A Modern Heavy Metal Conference é o principal evento de pesquisa sobre este gênero musical no mundo. Meller participou do evento pela primeira vez em 2016, apresentando uma análise sociológica de fãs de rock pesado em Natal, no Rio Grande do Norte, onde mora. A ideia de lançar o livro na conferência deste ano foi de seu organizador, o pesquisador finlandês Toni-Matti Karjalainen.

"Este livro sinaliza que o metal está sendo recebido cada vez mais como assunto acadêmico também no Brasil - uma tendência que hoje se observa em todo o mundo", afirma Karjalainen, doutor em Artes e Design que realiza a conferência há quatro anos na Escola de Negócios da Universidade de Aalto, em Helsinque.

Segundo Meller, vários outros trabalhos chamaram a atenção na conferência deste ano. Entre eles, a pesquisa do norte-americano Edward Banchs, por exemplo, sobre a cena heavy metal na África, e a do porto-riquenho Nelson Varas-Diaz, mostrando como bandas na América do Sul utilizam línguas nativas para tornar mais fortes canções que falam sobre a violência dos colonizadores europeus na região.

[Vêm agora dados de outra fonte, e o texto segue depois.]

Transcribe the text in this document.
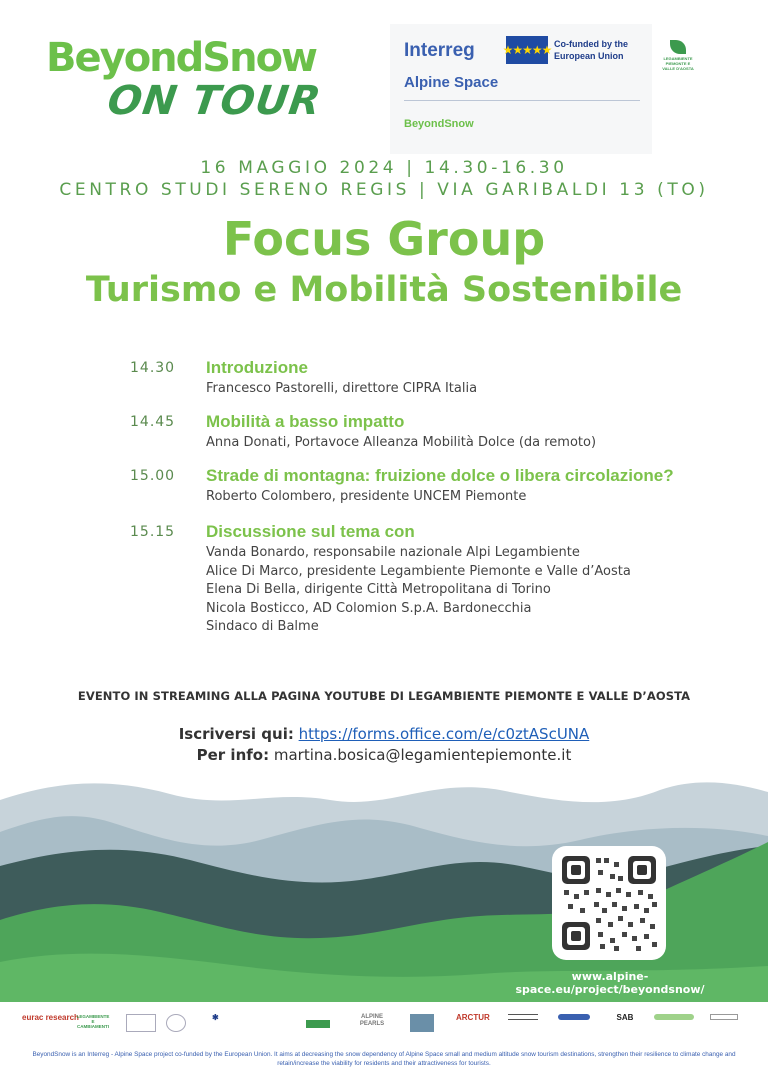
BeyondSnow
ON TOUR
Interreg ★★★★★ Co-funded by the European Union
Alpine Space
BeyondSnow
LEGAMBIENTE PIEMONTE E VALLE D'AOSTA
16 MAGGIO 2024 | 14.30-16.30
CENTRO STUDI SERENO REGIS | VIA GARIBALDI 13 (TO)
Focus Group
Turismo e Mobilità Sostenibile
14.30 Introduzione
Francesco Pastorelli, direttore CIPRA Italia
14.45 Mobilità a basso impatto
Anna Donati, Portavoce Alleanza Mobilità Dolce (da remoto)
15.00 Strade di montagna: fruizione dolce o libera circolazione?
Roberto Colombero, presidente UNCEM Piemonte
15.15 Discussione sul tema con
Vanda Bonardo, responsabile nazionale Alpi Legambiente
Alice Di Marco, presidente Legambiente Piemonte e Valle d’Aosta
Elena Di Bella, dirigente Città Metropolitana di Torino
Nicola Bosticco, AD Colomion S.p.A. Bardonecchia
Sindaco di Balme
EVENTO IN STREAMING ALLA PAGINA YOUTUBE DI LEGAMBIENTE PIEMONTE E VALLE D’AOSTA
Iscriversi qui: https://forms.office.com/e/c0ztAScUNA
Per info: martina.bosica@legamientepiemonte.it
www.alpine-space.eu/project/beyondsnow/
eurac research
LEGAMBIENTE E CAMBIAMENTI
✱	ALPINE PEARLS
ARCTUR	SAB
BeyondSnow is an Interreg - Alpine Space project co-funded by the European Union. It aims at decreasing the snow dependency of Alpine Space small and medium altitude snow tourism destinations, strengthen their resilience to climate change and retain/increase the viability for residents and their attractiveness for tourists.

Não é à toa que a Finlândia é palco do maior evento de estudos sobre metal do mundo. O rock pesado é levado tão a sério por lá que o Ministério de Relações Exteriores local realizou, em junho deste ano, uma competição para escolher o que chamou de "Capital Mundial do Metal", a cidade do país com o maior número de bandas do gênero per capita.

A vencedora foi Lemi, perto da fronteira com a Rússia. O município de 3.076 habitantes conta com 13 bandas: 422,6 para cada 100 mil habitantes. A taxa é oito vezes maior que a nacional. A Finlândia tem uma população de 5,5 milhões de pessoas e cerca de 3 mil grupos de metal, o que equivale a 53,2 bandas a cada 100 mil habitantes, mais que qualquer outra nação do mundo.

"A Finlândia é um país supercivilizado, rico e bem organizado, com pessoas em geral muito recatadas, embora não reprimidas. O fato de ser o país do heavy metal não deixa de ser um contraponto a toda esta racionalidade. O rock pesado é uma forma socialmente aceitável de soltar a agressividade", analisa Meller.